We found that severe abdominal pain, with or without acute central nervous system manifestations and peripheral neuropathy, continues to be the most frequent symptom. Hyponatremia, change in urine color, and certain chronic symptoms were also identified as features that should raise suspicion of AHP. To improve diagnosis of AHP, clinicians need to take a broad perspective, including demographic data and medical history, into consideration.

CONCLUSIONS

The clinical features of AHP continue to be severe pain, especially pain in the abdomen. Other features that should raise suspicion are autonomic, peripheral, or central neuropathies, hyponatremia, and red-purple urine color.

摘要

背景

卟啉症是一组罕见疾病,导致血红素生物合成失调和血红素前体积累,包括卟啉原,其在氧化状态下[卟啉]呈红色或紫色。
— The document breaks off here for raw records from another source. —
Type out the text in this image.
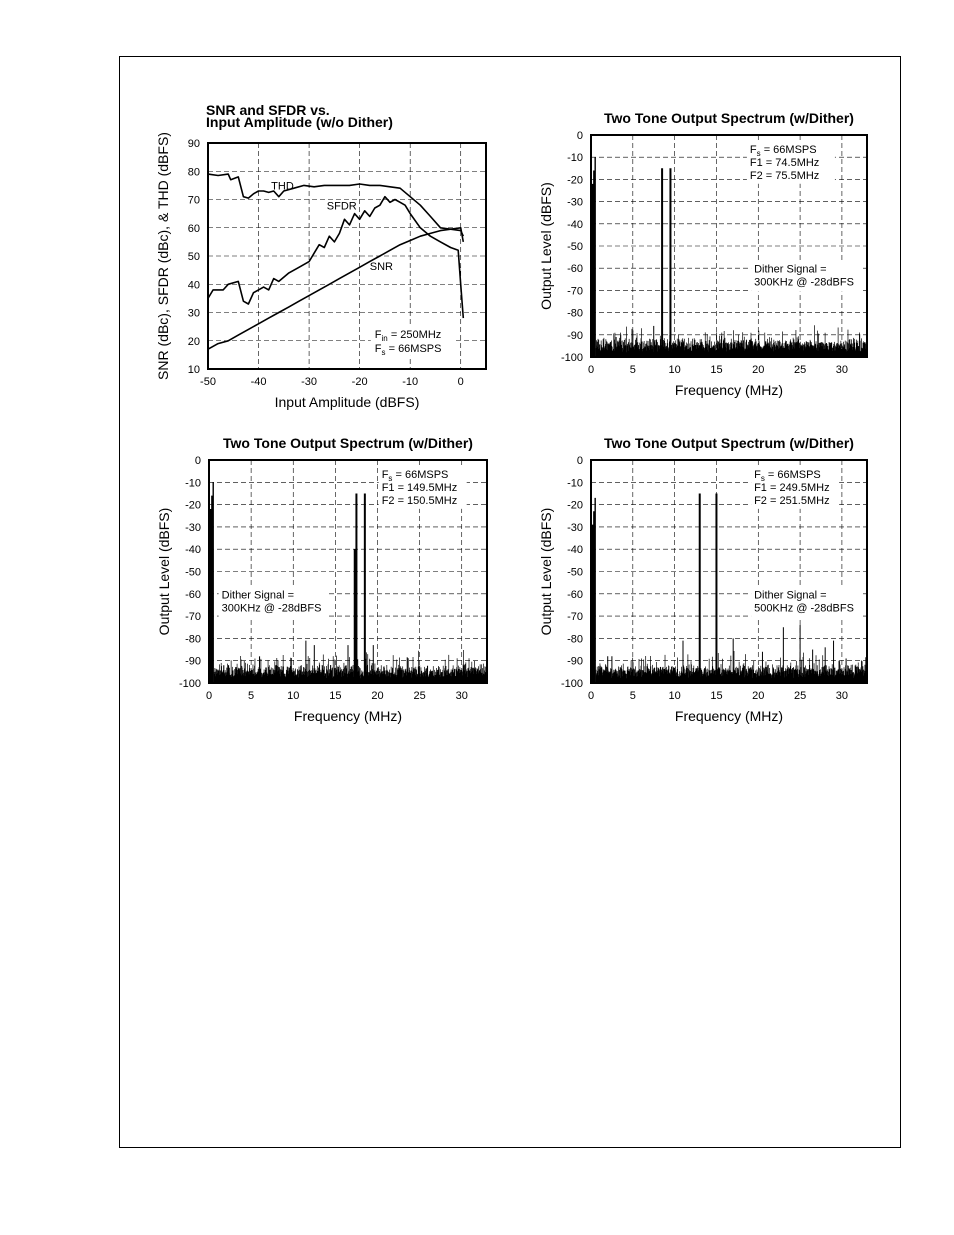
SNR and SFDR vs.
Input Amplitude (w/o Dither)
-50	-40	-30	-20	-10	0
10
20
30
40
50
60
70
80
90
Input Amplitude (dBFS)
SNR (dBc), SFDR (dBc), & THD (dBFS)	THD
SFDR
SNR
$F_{in} = 250MHz$
$F_s$ = 66MSPS
Two Tone Output Spectrum (w/Dither)
0	5	10	15	20	25	30
0
-10
-20
-30
-40
-50
-60
-70
-80
-90
-100
Frequency (MHz)
Output Level (dBFS)
$F_s$ = 66MSPS
F1 = 74.5MHz
F2 = 75.5MHz
Dither Signal =
300KHz @ -28dBFS
Two Tone Output Spectrum (w/Dither)
0	5	10	15	20	25	30
0
-10
-20
-30
-40
-50
-60
-70
-80
-90
-100
Frequency (MHz)
Output Level (dBFS)
$F_s$ = 66MSPS
F1 = 149.5MHz
F2 = 150.5MHz
Dither Signal =
300KHz @ -28dBFS
Two Tone Output Spectrum (w/Dither)
0	5	10	15	20	25	30
0
-10
-20
-30
-40
-50
-60
-70
-80
-90
-100
Frequency (MHz)
Output Level (dBFS)
$F_s$ = 66MSPS
F1 = 249.5MHz
F2 = 251.5MHz
Dither Signal =
500KHz @ -28dBFS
急性肝性卟啉症(AHP)包括四种导致急性衰弱性神经内脏发作的疾病。尽管诊断有所进步,但由于对疾病认识不足、临床怀疑度低、表现多样以及与更常见疾病相似的非特异性症状,AHP 经常被误诊或漏诊。诊断和治疗的延误增加了严重急性和慢性并发症的风险。

方法

为了评估症状本身或组合是否可以用作重要指标或“紫色标记”,即出现这些标记时,应提醒临床医生怀疑 AHP 并进行特定的诊断性检查,我们对 AHP 的文献进行了全面回顾,包括两个时期的队列研究和病例报告,即 1980 年至 2006 年和 2012 年至 2018 年。

结果

我们发现,严重腹痛,伴有或不伴有急性中枢神经系统表现和周围神经病,仍然是最常见的症状。低钠血症、尿液颜色改变和某些慢性症状也被确定为提示 AHP 的特征。为了改善 AHP 的诊断,临床医生需要从广泛的角度考虑,包括人口统计学数据和病史。

结论

AHP 的临床特征仍然是严重疼痛,特别是腹痛。其他应引起怀疑的特征是自主神经、周围或中枢神经病、低钠血症和红紫色尿色。